Kalekoy from the Castle in Kekova
Kekova, on the southern coast of Turkey, is an area rich with ruins of ancient civilizations and is a true yacht charter itinerary highlight on a crewed yacht charter along the southern coast of Turkey. Visiting Kekova Island and the Kekova area offers the very essence of a crewed yacht charter experience when cruising along the southern coast of Turkey for here you are able to see the remnants of the ancient civilizations up front and personal; walk on the ancient stairways carved into the shoreline, walk on beaches with ancient ruins, and snorkel over sunken harbor ruins, all while enjoying the beautiful crystal clear blue green waters and various anchorages of Kekova and Kekova Island on a crewed yacht charter along the southern coast of Turkey.
Kekova area – Lycian Sarcophogi close up
Kekova Island sits just off of the mainland creating a bay between the island and the mainland and the bay is home to numerous islets. Kekova Island and the islets are thought to have been created in the 2nd century AD, when earthquakes dropped much of the land between the remaining mainland and Kekova Island into the sea, submerging whole settled areas. The new islets and Kekova Island were rebuilt after the earthquakes, over and around the ruins remaining and the area flourished once again until the Arab invasions in the 7th century AD. Traveling by boat became the best way to link the new settled land areas together and remains the best way today, with this ancient area best explored by sea from your charter yacht or charter yacht tender.
Anchor and visit Tersane Bay on Kekova Island by ship’s tender and see the now collapsed apse of a Byzantine church littering the beach, while on either side, ruins of ancient buildings tumble into the surrounding waters. Back walls of buildings were carved into the soft limestone rock of the island and surrounding areas, with the other three walls built of stone on stone foundations radiating out of the carved back walls. Most of the once harbor front foundations are under water today. This was an extensively settled area and there are many of these carved back walls to be seen in the rocky landscape right along the shore today. And there are many rock foundations to be seen in the waters below from the ship’s tender or, if allowed, to be seen by swimming in the refreshing waters and snorkeling over the remnants of these ancient civilizations.
Kekova – Kalekoy Harbor
Throughout this area, the inland side of Kekova Island is where the largest amount of the ancient ruins can be seen today. Cruise down the length of the inland side of Kekova Island from one end to the other to grasp the extent of this ancient settlement. This area is believed to originally have been part of the ancient town of Dochiste, which was destroyed during the earthquakes, and subsequently over the next centuries settlements were rebuilt on remaining bits of land and the mainland. Use the hull of the ship’s tender to fan over the water’s surface to create a “window” for a look at the foundation ruins below for a glimpse of the remains of the ancient harbor front, quays, and mooring stones, for this is an area where the submerged antiquities are protected from swimmers and snorkelers. Look closely and you may see terra cotta shards of amphorae’s, roofing tiles, and sewer and water pipes, all bits of everyday living left behind from life in these ancient cities.

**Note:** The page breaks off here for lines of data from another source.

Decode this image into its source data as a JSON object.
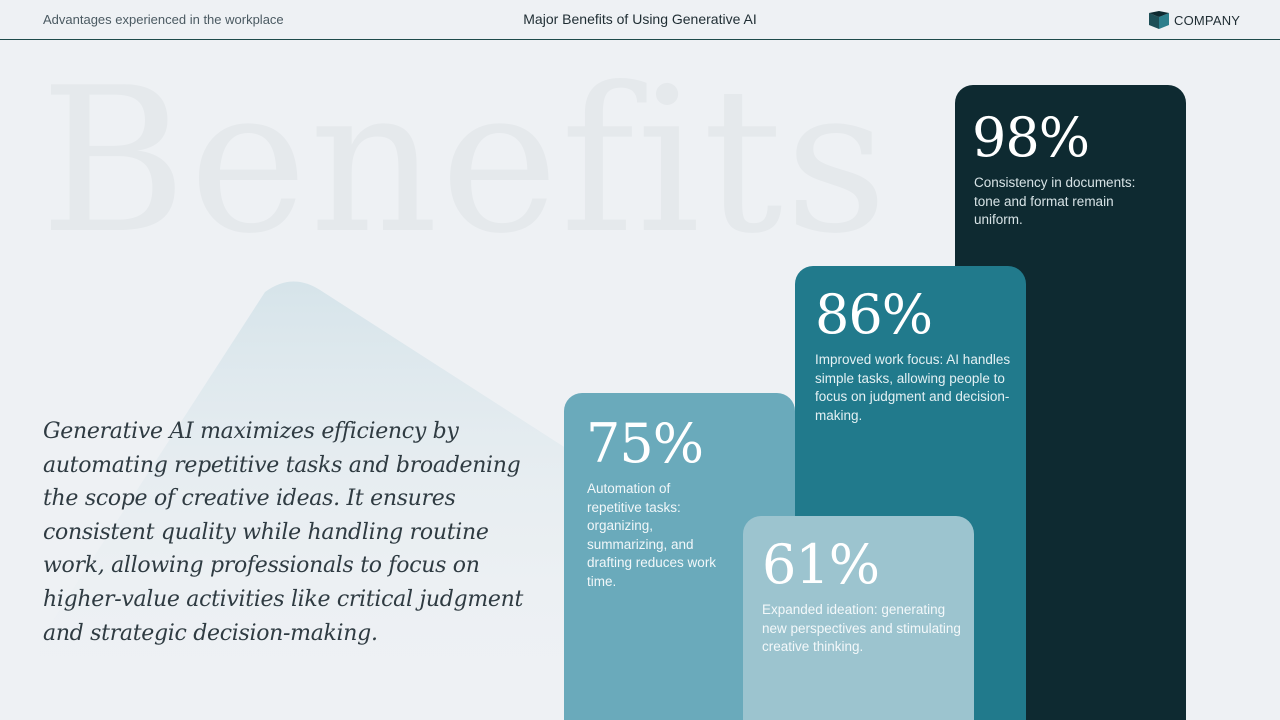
{
  "header": {
    "left_text": "Advantages experienced in the workplace",
    "title": "Major Benefits of Using Generative AI",
    "logo_text": "COMPANY",
    "logo_icon": "company-logo-icon"
  },
  "watermark": "Benefits",
  "lead_text": "Generative AI maximizes efficiency by automating repetitive tasks and broadening the scope of creative ideas. It ensures consistent quality while handling routine work, allowing professionals to focus on higher-value activities like critical judgment and strategic decision-making.",
  "stats": [
    {
      "value": "98%",
      "description": "Consistency in documents: tone and format remain uniform.",
      "color": "#0e2a31"
    },
    {
      "value": "86%",
      "description": "Improved work focus: AI handles simple tasks, allowing people to focus on judgment and decision-making.",
      "color": "#217a8c"
    },
    {
      "value": "75%",
      "description": "Automation of repetitive tasks: organizing, summarizing, and drafting reduces work time.",
      "color": "#6aaabb"
    },
    {
      "value": "61%",
      "description": "Expanded ideation: generating new perspectives and stimulating creative thinking.",
      "color": "#9cc4cf"
    }
  ],
  "colors": {
    "background": "#eef1f4",
    "header_rule": "#1e4a4a",
    "logo_accent": "#1d4f57"
  }
}
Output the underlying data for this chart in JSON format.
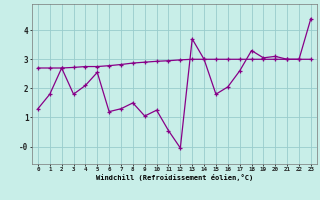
{
  "xlabel": "Windchill (Refroidissement éolien,°C)",
  "background_color": "#c8eee8",
  "line_color": "#880088",
  "grid_color": "#99cccc",
  "x_data": [
    0,
    1,
    2,
    3,
    4,
    5,
    6,
    7,
    8,
    9,
    10,
    11,
    12,
    13,
    14,
    15,
    16,
    17,
    18,
    19,
    20,
    21,
    22,
    23
  ],
  "y_jagged": [
    1.3,
    1.8,
    2.7,
    1.8,
    2.1,
    2.55,
    1.2,
    1.3,
    1.5,
    1.05,
    1.25,
    0.55,
    -0.05,
    3.7,
    3.0,
    1.8,
    2.05,
    2.6,
    3.3,
    3.05,
    3.1,
    3.0,
    3.0,
    4.4
  ],
  "y_flat": [
    2.7,
    2.7,
    2.7,
    2.72,
    2.75,
    2.75,
    2.78,
    2.82,
    2.87,
    2.9,
    2.93,
    2.95,
    2.98,
    3.0,
    3.0,
    3.0,
    3.0,
    3.0,
    3.0,
    3.0,
    3.0,
    3.0,
    3.0,
    3.0
  ],
  "xlim": [
    -0.5,
    23.5
  ],
  "ylim": [
    -0.6,
    4.9
  ],
  "yticks": [
    0,
    1,
    2,
    3,
    4
  ],
  "ytick_labels": [
    "-0",
    "1",
    "2",
    "3",
    "4"
  ],
  "xticks": [
    0,
    1,
    2,
    3,
    4,
    5,
    6,
    7,
    8,
    9,
    10,
    11,
    12,
    13,
    14,
    15,
    16,
    17,
    18,
    19,
    20,
    21,
    22,
    23
  ]
}
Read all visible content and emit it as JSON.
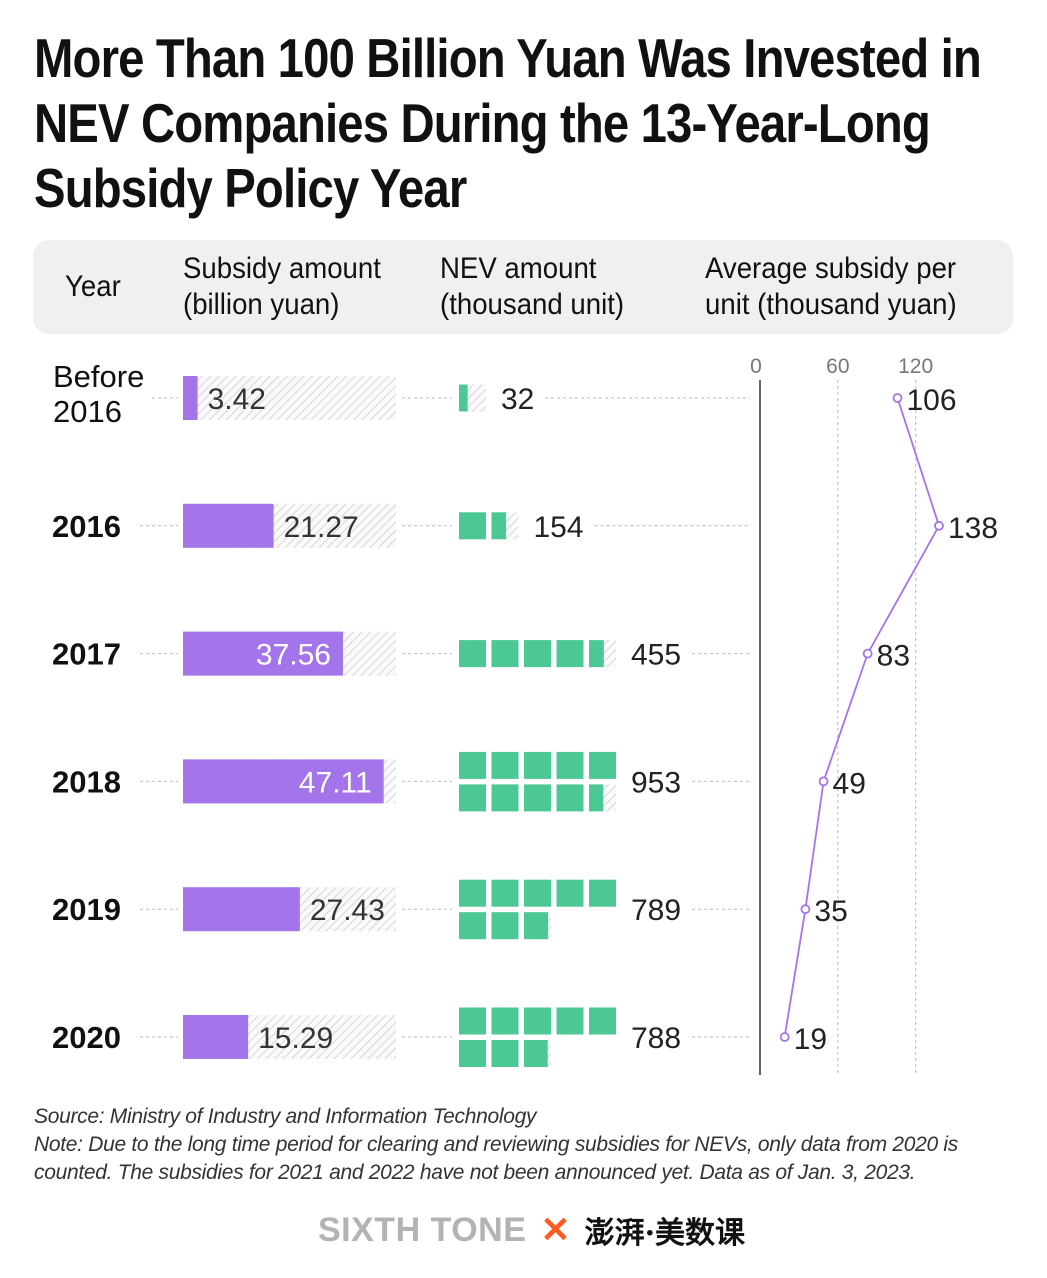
{
  "title": "More Than 100 Billion Yuan Was Invested in NEV Companies During the 13-Year-Long Subsidy Policy Year",
  "header": {
    "year": "Year",
    "subsidy": [
      "Subsidy amount",
      "(billion yuan)"
    ],
    "nev": [
      "NEV amount",
      "(thousand unit)"
    ],
    "avg": [
      "Average subsidy per",
      "unit (thousand yuan)"
    ]
  },
  "chart_data": {
    "type": "table",
    "categories": [
      "Before 2016",
      "2016",
      "2017",
      "2018",
      "2019",
      "2020"
    ],
    "series": [
      {
        "name": "Subsidy amount (billion yuan)",
        "type": "bar",
        "values": [
          3.42,
          21.27,
          37.56,
          47.11,
          27.43,
          15.29
        ],
        "max": 50
      },
      {
        "name": "NEV amount (thousand unit)",
        "type": "pictogram",
        "values": [
          32,
          154,
          455,
          953,
          789,
          788
        ],
        "unit_per_square": 100
      },
      {
        "name": "Average subsidy per unit (thousand yuan)",
        "type": "line",
        "values": [
          106,
          138,
          83,
          49,
          35,
          19
        ],
        "xlim": [
          0,
          150
        ],
        "ticks": [
          0,
          60,
          120
        ]
      }
    ]
  },
  "colors": {
    "subsidy": "#a374ea",
    "nev": "#4cc895",
    "line": "#a374ea",
    "header_bg": "#f0f0f0"
  },
  "notes": {
    "source": "Source: Ministry of Industry and Information Technology",
    "note": "Note: Due to the long time period for clearing and reviewing subsidies for NEVs, only data from 2020 is counted. The subsidies for 2021 and 2022 have not been announced yet. Data as of Jan. 3, 2023."
  },
  "logo": {
    "left": "SIXTH TONE",
    "cross": "✕",
    "right": "澎湃·美数课"
  }
}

Kekova- Kalekoy Castle Walls
The remains of what was thought to be Teimiussa is to the east of Ucagiz today in the Kekova area along the mainland side of the bay. The most extraordinary remnants of this city now are a large cluster of Lycian style sarcophagi that are grouped together along the shoreline on a bit of land sloping away from the water. Many of the sarcophagi bear Hellenistic and Roman dates, suggesting once again that while different rulers conquered this area through the centuries, that aspects of the Lycian culture were continued to have been honored.
Kekova Island from Kalekoy Castle
Across the bay, Kalekoy sits on the ancient ruins of Simena on a small islet capped by the remains of a fortress with crenellated walls. Right in the small village harbor a Lycian style sarcophagus peaks up through the water’s surface creating a lovely and unique photo opportunity. Go ashore in Kalekoy and hike up to the fortress. Close by are the remains of a Roman bath and up next to the entrance of the fortress are the remains of a temple and stoa. The jewel of the area lies inside the fortress; a tiny amphitheater carved into the hillside that seated only 300 people around which the fortress was built. The tiny size of the amphitheater suggests that ancient Simena was a small village. Also inside the fortress are several Lycian temple cliff side tombs. And from inside the fortress is a terrific view of Kekova Bay, Kekova Island and the surrounding area.
Several days can be easily spent in this area while on a crewed yacht charter. And a crewed yacht charter is probably the best way to truly see and enjoy this fantastic area with centuries of ruins from a vast number of civilizations jumbled on top of one another on land, and strewn across the bottom under the water of Kekova Bay. The blend of centuries of history with various important civilizations so evident, the uniqueness of submerged ruins in crystal clear beautiful waters, and extensive landside ruins everywhere creates a truly extraordinary area to visit while on a crewed yacht charter on the southern coast of Turkey.